UM PROFETA NUNCA MORRE
É preciso que o grão de trigo morra, para que se reproduza em tantos outros. O grão sepultado na terra, por um momento provoca momento de tristeza, uma sensação de perda irreparável, mas se quisermos que ele se multiplique, esse processo se faz necessário. Num tempo árido de profecia, a partida definitiva de um profeta provoca uma sensação imensa de vazio. José Comblin, profeta de 88 anos, abre um espaço enorme na caminhada da Igreja que quis ser e continuou sendo povo.
Em época de “glamour” eclesial, de aburguesamento da vida consagrada (religiosa e sacerdotal), perder alguém que alimentava a travessia teimosa da fé dos pobres é muito doloroso. Quando mais precisamos de verdadeiros adoradores em espírito e verdade, a vida nos ceifa sem avisar-nos um dos exemplares mais autênticos da identificação com o mestre. Em tempos idos, dos místicos, Francisco de Assis, Pe. Pius e outros, a identificação mais objetiva com Cristo eram os estigmas. Em nossa época, de solidão e abandono dos pobres à própria sorte, a verdadeira identificação com o Mestre é a vida com os pobres e pelos pobres. Neste sentido Comblin representava uma geração de homens e mulheres, que se tornou verdadeiramente cristã.
A maior ventura de tudo isso, é que a semente quando morre não fica mais única e sozinha; em algum lugar irá arrebentar a terra brotando novos profetas. O Espírito de Deus é dinâmico, grandioso, inteligência e com certeza fará germinar novos profetas lá onde menos esperamos. Para quem ainda pensa que ser cristão é ter a emoção à flor da pele, é adorar histericamente um Espirito desencarnado, ou rezar em latim, embatinar-se, colha da vida deste profeta uma centelha de consagração.
Não era relaxado, não fedia, não vivia em maloca, pois era povo e como o povo ele vivia com dignidade. Não comungou do pão dos coronéis, nem bebeu do cálice dos poderosos. Não negociou os tesouros da fé (sacramentos) com os “benfeitores”, mas fez de sua vida o mesmo sacrifício da vida dos empobrecidos brasileiros. Fez ecoar a sua voz e sua profecia, quando percebeu que o pecado das estruturas politicas destruía a vida do povo e a “Mater Ecclesia” silenciava, como que compactuando com a sede dos poderosos leviatãs do sertão e dos serrados brasileiros.
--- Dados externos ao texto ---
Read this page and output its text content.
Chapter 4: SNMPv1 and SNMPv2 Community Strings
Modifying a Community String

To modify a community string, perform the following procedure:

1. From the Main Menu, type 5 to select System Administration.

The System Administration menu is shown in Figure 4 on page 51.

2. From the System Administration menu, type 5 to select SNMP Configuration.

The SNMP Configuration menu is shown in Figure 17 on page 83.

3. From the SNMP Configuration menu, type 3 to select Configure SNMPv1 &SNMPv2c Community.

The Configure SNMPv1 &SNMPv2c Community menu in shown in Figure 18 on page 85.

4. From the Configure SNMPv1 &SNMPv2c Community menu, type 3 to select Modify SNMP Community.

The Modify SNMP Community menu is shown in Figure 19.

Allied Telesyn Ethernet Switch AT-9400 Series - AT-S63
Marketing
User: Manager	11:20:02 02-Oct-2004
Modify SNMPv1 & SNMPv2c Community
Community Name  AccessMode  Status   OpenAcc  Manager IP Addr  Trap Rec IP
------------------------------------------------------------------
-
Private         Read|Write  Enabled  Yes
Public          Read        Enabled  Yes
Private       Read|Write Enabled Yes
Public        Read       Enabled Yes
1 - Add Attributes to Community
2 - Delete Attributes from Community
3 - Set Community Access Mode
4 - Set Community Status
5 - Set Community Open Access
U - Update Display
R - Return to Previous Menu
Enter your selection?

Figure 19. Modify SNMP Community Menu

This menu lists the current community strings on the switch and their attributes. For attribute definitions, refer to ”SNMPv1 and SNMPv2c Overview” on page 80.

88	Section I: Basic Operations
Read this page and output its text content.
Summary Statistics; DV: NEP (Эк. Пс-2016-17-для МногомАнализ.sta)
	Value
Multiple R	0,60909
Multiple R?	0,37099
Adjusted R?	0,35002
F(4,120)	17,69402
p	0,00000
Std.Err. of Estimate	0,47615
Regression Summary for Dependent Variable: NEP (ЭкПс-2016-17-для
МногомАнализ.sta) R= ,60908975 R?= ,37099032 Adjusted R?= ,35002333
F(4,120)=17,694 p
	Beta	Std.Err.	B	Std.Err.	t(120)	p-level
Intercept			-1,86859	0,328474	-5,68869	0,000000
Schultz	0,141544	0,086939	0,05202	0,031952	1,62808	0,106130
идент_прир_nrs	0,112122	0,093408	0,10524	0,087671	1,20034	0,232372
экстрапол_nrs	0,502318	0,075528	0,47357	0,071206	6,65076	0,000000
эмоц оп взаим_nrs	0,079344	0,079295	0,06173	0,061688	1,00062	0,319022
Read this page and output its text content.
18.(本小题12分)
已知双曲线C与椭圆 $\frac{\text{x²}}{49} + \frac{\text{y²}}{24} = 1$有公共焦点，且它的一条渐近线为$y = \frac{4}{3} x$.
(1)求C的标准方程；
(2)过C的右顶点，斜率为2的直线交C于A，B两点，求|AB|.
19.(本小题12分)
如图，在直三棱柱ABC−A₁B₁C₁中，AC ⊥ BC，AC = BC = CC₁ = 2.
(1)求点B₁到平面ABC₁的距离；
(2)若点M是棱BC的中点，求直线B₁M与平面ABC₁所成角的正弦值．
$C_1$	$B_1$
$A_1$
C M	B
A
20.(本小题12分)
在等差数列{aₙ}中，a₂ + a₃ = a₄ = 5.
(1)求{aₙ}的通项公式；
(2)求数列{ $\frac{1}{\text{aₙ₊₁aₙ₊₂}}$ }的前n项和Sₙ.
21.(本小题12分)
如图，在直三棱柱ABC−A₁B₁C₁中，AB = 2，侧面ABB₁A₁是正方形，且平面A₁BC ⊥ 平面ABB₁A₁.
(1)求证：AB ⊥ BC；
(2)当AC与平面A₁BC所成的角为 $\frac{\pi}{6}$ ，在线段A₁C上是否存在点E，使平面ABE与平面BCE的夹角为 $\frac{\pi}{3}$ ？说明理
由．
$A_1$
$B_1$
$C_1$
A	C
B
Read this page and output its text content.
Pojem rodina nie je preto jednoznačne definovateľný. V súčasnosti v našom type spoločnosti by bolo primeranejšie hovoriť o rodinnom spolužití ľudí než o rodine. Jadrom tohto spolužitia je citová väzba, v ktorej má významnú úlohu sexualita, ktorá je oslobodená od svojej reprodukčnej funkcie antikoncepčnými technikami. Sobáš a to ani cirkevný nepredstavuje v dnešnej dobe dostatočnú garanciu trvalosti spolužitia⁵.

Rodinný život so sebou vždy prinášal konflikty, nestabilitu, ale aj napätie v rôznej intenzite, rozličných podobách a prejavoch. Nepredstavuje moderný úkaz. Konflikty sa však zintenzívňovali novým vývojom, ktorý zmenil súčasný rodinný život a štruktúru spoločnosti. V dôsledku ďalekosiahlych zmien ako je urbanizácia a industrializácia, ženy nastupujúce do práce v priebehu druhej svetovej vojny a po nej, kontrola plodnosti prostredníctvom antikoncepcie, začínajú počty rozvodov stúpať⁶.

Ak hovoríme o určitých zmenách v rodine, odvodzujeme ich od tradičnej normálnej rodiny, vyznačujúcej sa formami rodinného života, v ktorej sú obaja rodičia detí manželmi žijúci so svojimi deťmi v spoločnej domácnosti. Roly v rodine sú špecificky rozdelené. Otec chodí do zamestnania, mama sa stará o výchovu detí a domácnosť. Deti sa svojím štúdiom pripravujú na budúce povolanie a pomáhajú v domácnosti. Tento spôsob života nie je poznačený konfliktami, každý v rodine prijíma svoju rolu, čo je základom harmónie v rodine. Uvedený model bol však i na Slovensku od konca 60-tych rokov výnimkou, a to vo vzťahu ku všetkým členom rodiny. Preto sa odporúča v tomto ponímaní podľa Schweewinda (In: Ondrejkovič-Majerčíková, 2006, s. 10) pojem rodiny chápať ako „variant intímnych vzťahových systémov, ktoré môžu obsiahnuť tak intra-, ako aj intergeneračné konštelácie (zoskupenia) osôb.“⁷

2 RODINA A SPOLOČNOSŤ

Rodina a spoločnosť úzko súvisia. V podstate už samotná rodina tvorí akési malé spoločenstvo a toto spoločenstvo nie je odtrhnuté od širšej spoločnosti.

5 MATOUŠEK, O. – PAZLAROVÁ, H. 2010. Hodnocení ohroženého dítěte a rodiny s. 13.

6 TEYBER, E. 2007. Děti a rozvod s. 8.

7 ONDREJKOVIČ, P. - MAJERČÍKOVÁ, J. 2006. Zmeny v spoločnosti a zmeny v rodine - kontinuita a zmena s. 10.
É claro que um profeta é uma pedra no sapato, um aguilhão que não deixa em paz quem desfruta dos benesseres do poder. Por isso pode ser que a morte do Profeta Comblin para muitos seja um alívio, mas para o povo que bebeu da mística da sua profecia será um grande momento de soerguimento. É para homenageá-lo, e ao mesmo tempo para lhe ser grato, o sonho que ele ajudou embalar deverá continuar mais vivo e mais forte. Os “profetas” midiáticos, os meteoros do evangelho da prosperidade, as estrelas e astros dos mega shows, vão perdendo seu brilho e a sua força, mas os profetas que se forjaram nas ruas sujas dos guetos e das estradas encardidas do Brasil, vão se fortalecendo e se multiplicando com o vigor do verdadeiro evangelho, que sendo água viva, faz sustentar a vida na vida do povo.
Comblin, assim como Elder Câmara e todos os profetas e profetizas de verdade, você continuará a iluminar esta Terra de Santa Cruz, da qual ninguém e nenhum decreto lhe expulsará, pois viverá na terra fértil dos corações de cada brasileiro e brasileira que amam de verdade o evangelho. COMBLIN VIVE! VIVA O COMBLIN!